The Mūl Mantar is a widely known part of Sikh scripture, but it has posed a challenge to translators. The first two words Ik Onkar has been rendered multiple ways. It has been translated as "'There is one god', as 'One reality is', 'there is one God', 'singularity despite seeming plurality,' and 'This being is one,' and asserts the "distinctively Sikh theological emphasis" on "the ineffable quality of God" as "the Person beyond time," "the Eternal One," and "the One without form," and is canonically understood in Sikhism to refer to "absolute monotheistic unity of God". The varying capitalisation of "God", "Reality", or "Being" affects the meaning in English. A number of translations erroneously change the Mūl Mantar from a list of qualities to a statement of facts and possessive adjectives. For example, they may change Satnam from "truth by name" to "His name is truth", which adds a masculine quality to the Mūl Mantar which does not appear in the original Gurmukhi. These sacred words of Sikhism do not presume a particular gender. the Mūl Mantar serves as a "succinct statement which set the Sikh doctrine apart from the philosophical systems of both Indic and Semitic religious traditions."

Some Sikh institutions, like the SGPC, consider the Mūl Mantar proper to end at gura prasādi, arguing that what follows is the name and first line of the Japji Sahib composition, citing the number of times that the verse appears as such preceding Gurbani compositions.
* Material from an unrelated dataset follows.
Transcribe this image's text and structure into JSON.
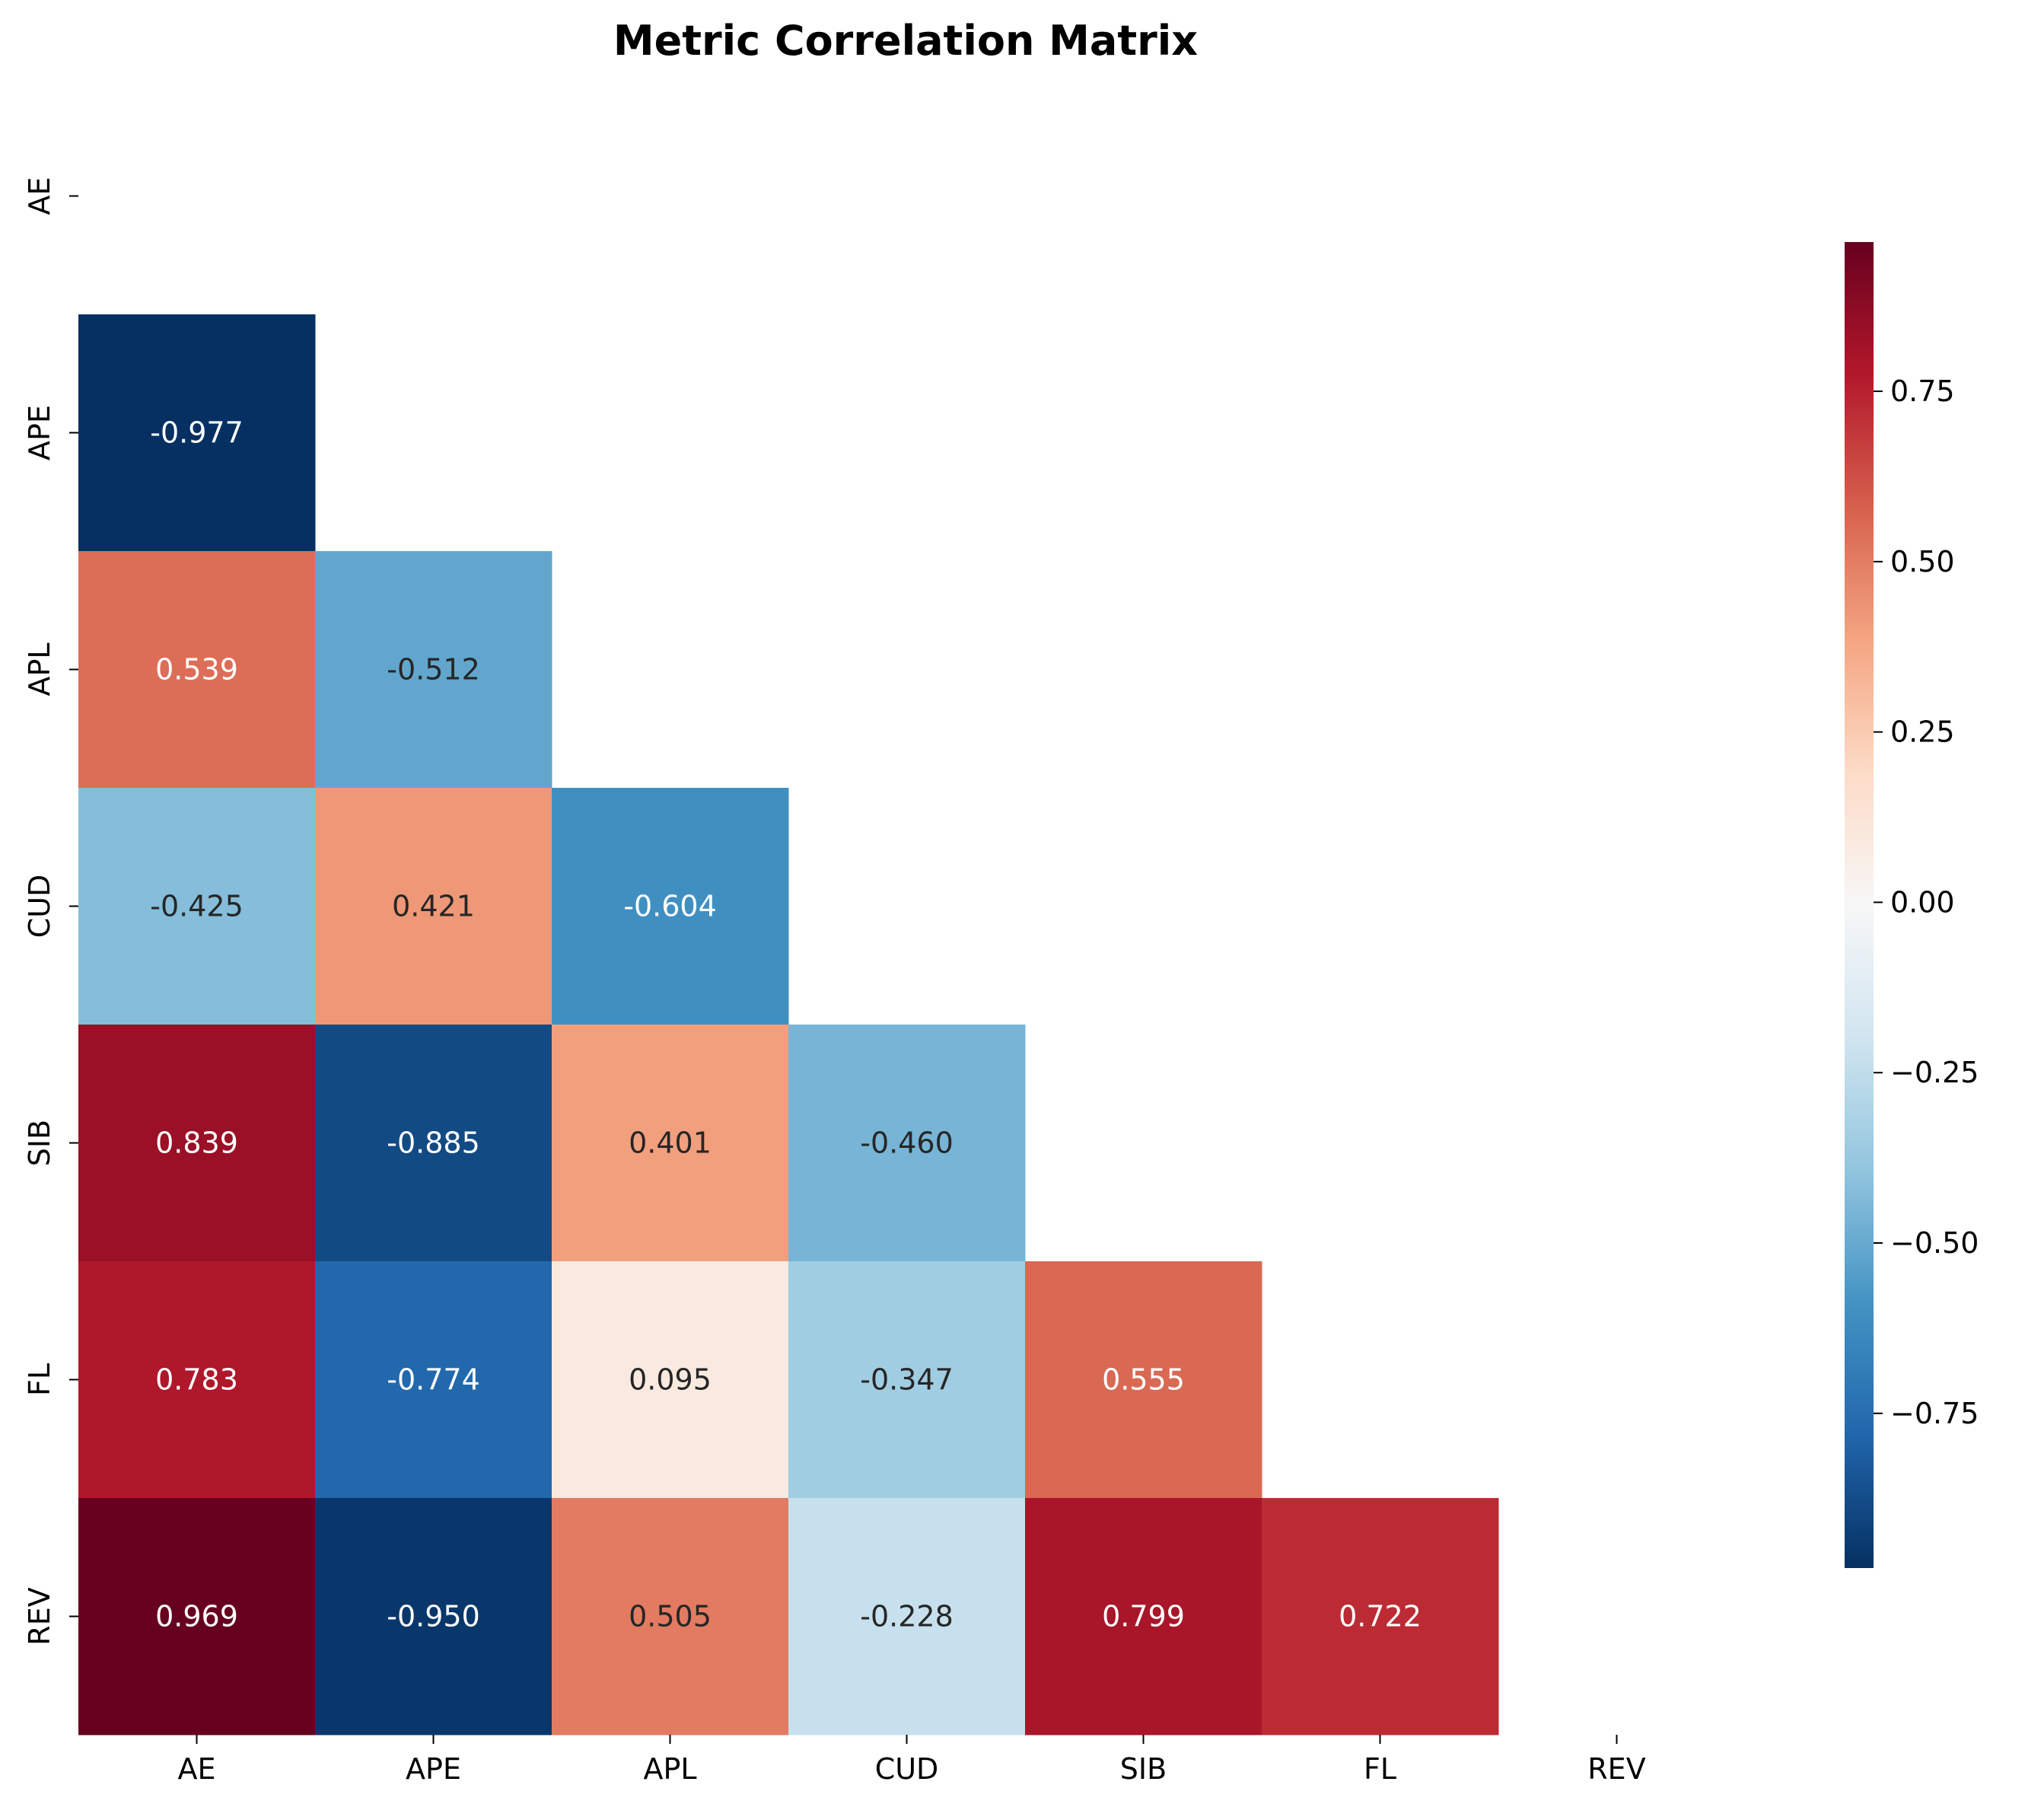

On the other hand, other historic institutions, like some taksals (traditional Sikh religious educational institutions) and gurmat schools, hold the Mūl Mantar to be the full following verse, contending that this form has been used in the Amrit Sanchar baptising ceremony since its inception. This is in line with the stand taken by the nihangs and other groups who stress the recitation of the complete Mūl Mantar, arguing that this tradition has come directly from the time of the Gurus, and there is reliable evidence to support this contention; like the kamar kassā, or waist-belt body armor of Guru Gobind Singh, preserved at Moti Bagh Palace in Patiala, bearing an inscription of the long form.